With the upcoming Mother's Day holiday approaching, Williams organized "The CAV Cares," a clothing drive for the shelter's residents, which culminated May 10. The monthlong drive included coordination with family readiness groups and chaplains in the brigade's subordinate units. Together, approximately 500 individual pieces of clothing were collected.

"I just really wanted to do something for the mothers there," Williams said. "I know they are not able to celebrate Mother's Day like other mothers may be able to, so I thought why not bring this to them."

Williams and Sgt. Shynice Zellars, a human resource specialist in the brigade's personnel office, delivered the clothes to the shelter during the shelter's Mother's Day Dinner.

Zellars and Williams helped to sort the clothes and lay them out for the residents prior to the dinner.

Although the dinner is an annual event for the shelter, adding the clothing drive to the event was completely Williams' idea.

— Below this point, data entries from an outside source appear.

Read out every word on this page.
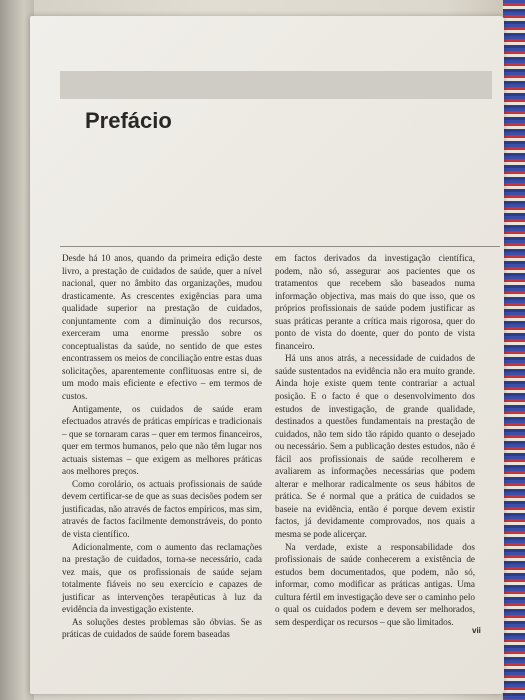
Prefácio

Desde há 10 anos, quando da primeira edição deste livro, a prestação de cuidados de saúde, quer a nível nacional, quer no âmbito das organizações, mudou drasticamente. As crescentes exigências para uma qualidade superior na prestação de cuidados, conjuntamente com a diminuição dos recursos, exerceram uma enorme pressão sobre os conceptualistas da saúde, no sentido de que estes encontrassem os meios de conciliação entre estas duas solicitações, aparentemente conflituosas entre si, de um modo mais eficiente e efectivo – em termos de custos.

Antigamente, os cuidados de saúde eram efectuados através de práticas empíricas e tradicionais – que se tornaram caras – quer em termos financeiros, quer em termos humanos, pelo que não têm lugar nos actuais sistemas – que exigem as melhores práticas aos melhores preços.

Como corolário, os actuais profissionais de saúde devem certificar-se de que as suas decisões podem ser justificadas, não através de factos empíricos, mas sim, através de factos facilmente demonstráveis, do ponto de vista científico.

Adicionalmente, com o aumento das reclamações na prestação de cuidados, torna-se necessário, cada vez mais, que os profissionais de saúde sejam totalmente fiáveis no seu exercício e capazes de justificar as intervenções terapêuticas à luz da evidência da investigação existente.

As soluções destes problemas são óbvias. Se as práticas de cuidados de saúde forem baseadas

em factos derivados da investigação científica, podem, não só, assegurar aos pacientes que os tratamentos que recebem são baseados numa informação objectiva, mas mais do que isso, que os próprios profissionais de saúde podem justificar as suas práticas perante a crítica mais rigorosa, quer do ponto de vista do doente, quer do ponto de vista financeiro.

Há uns anos atrás, a necessidade de cuidados de saúde sustentados na evidência não era muito grande. Ainda hoje existe quem tente contrariar a actual posição. E o facto é que o desenvolvimento dos estudos de investigação, de grande qualidade, destinados a questões fundamentais na prestação de cuidados, não tem sido tão rápido quanto o desejado ou necessário. Sem a publicação destes estudos, não é fácil aos profissionais de saúde recolherem e avaliarem as informações necessárias que podem alterar e melhorar radicalmente os seus hábitos de prática. Se é normal que a prática de cuidados se baseie na evidência, então é porque devem existir factos, já devidamente comprovados, nos quais a mesma se pode alicerçar.

Na verdade, existe a responsabilidade dos profissionais de saúde conhecerem a existência de estudos bem documentados, que podem, não só, informar, como modificar as práticas antigas. Uma cultura fértil em investigação deve ser o caminho pelo o qual os cuidados podem e devem ser melhorados, sem desperdiçar os recursos – que são limitados.

vii
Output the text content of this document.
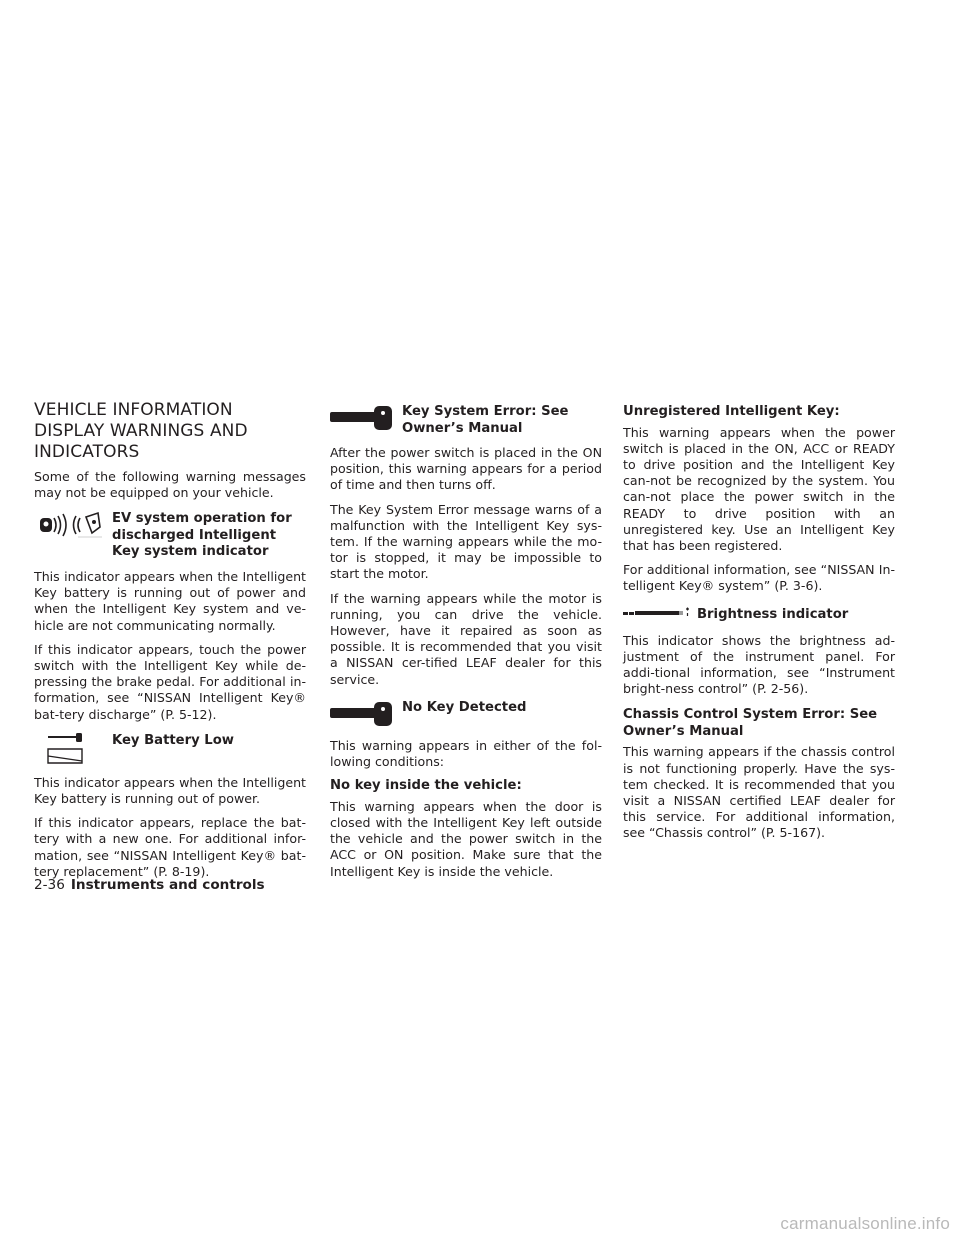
VEHICLE INFORMATION DISPLAY WARNINGS AND INDICATORS

Some of the following warning messages may not be equipped on your vehicle.

EV system operation for discharged Intelligent Key system indicator

This indicator appears when the Intelligent Key battery is running out of power and when the Intelligent Key system and ve-hicle are not communicating normally.

If this indicator appears, touch the power switch with the Intelligent Key while de-pressing the brake pedal. For additional in-formation, see “NISSAN Intelligent Key® bat-tery discharge” (P. 5-12).

Key Battery Low

This indicator appears when the Intelligent Key battery is running out of power.

If this indicator appears, replace the bat-tery with a new one. For additional infor-mation, see “NISSAN Intelligent Key® bat-tery replacement” (P. 8-19).

Key System Error: See Owner’s Manual

After the power switch is placed in the ON position, this warning appears for a period of time and then turns off.

The Key System Error message warns of a malfunction with the Intelligent Key sys-tem. If the warning appears while the mo-tor is stopped, it may be impossible to start the motor.

If the warning appears while the motor is running, you can drive the vehicle. However, have it repaired as soon as possible. It is recommended that you visit a NISSAN cer-tified LEAF dealer for this service.

No Key Detected

This warning appears in either of the fol-lowing conditions:

No key inside the vehicle:

This warning appears when the door is closed with the Intelligent Key left outside the vehicle and the power switch in the ACC or ON position. Make sure that the Intelligent Key is inside the vehicle.

Unregistered Intelligent Key:

This warning appears when the power switch is placed in the ON, ACC or READY to drive position and the Intelligent Key can-not be recognized by the system. You can-not place the power switch in the READY to drive position with an unregistered key. Use an Intelligent Key that has been registered.

For additional information, see “NISSAN In-telligent Key® system” (P. 3-6).

Brightness indicator

This indicator shows the brightness ad-justment of the instrument panel. For addi-tional information, see “Instrument bright-ness control” (P. 2-56).

Chassis Control System Error: See Owner’s Manual

This warning appears if the chassis control is not functioning properly. Have the sys-tem checked. It is recommended that you visit a NISSAN certified LEAF dealer for this service. For additional information, see “Chassis control” (P. 5-167).

2-36 Instruments and controls
carmanualsonline.info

"She reached out to me and did all of the coordination between the shelter and Fort Benning," said Marie Clyatt, the shelter's resource associate and volunteer coordinator. "She is very passionate."

Clyatt added partnerships with the community and Fort Benning is a morale booster for the residents, especially around the Mother's Day holiday.

"Despite their circumstances, they are still mothers," Clyatt said. "When volunteers come into the shelter, it reminds the women they are not alone."

Williams is glad to bridge that gap and said volunteering not only provides motivation for the recipient of the good deed, but for the volunteer as well. She encourages anyone to get involved, specifically the Soldiers of Fort Benning.

"It keeps us connected to the community, because sometimes we can get so wrapped up in our military lives," Williams said. "These events remind us there are other things going on, and I think it's important to show others that they are not alone and that we are here to take care of them."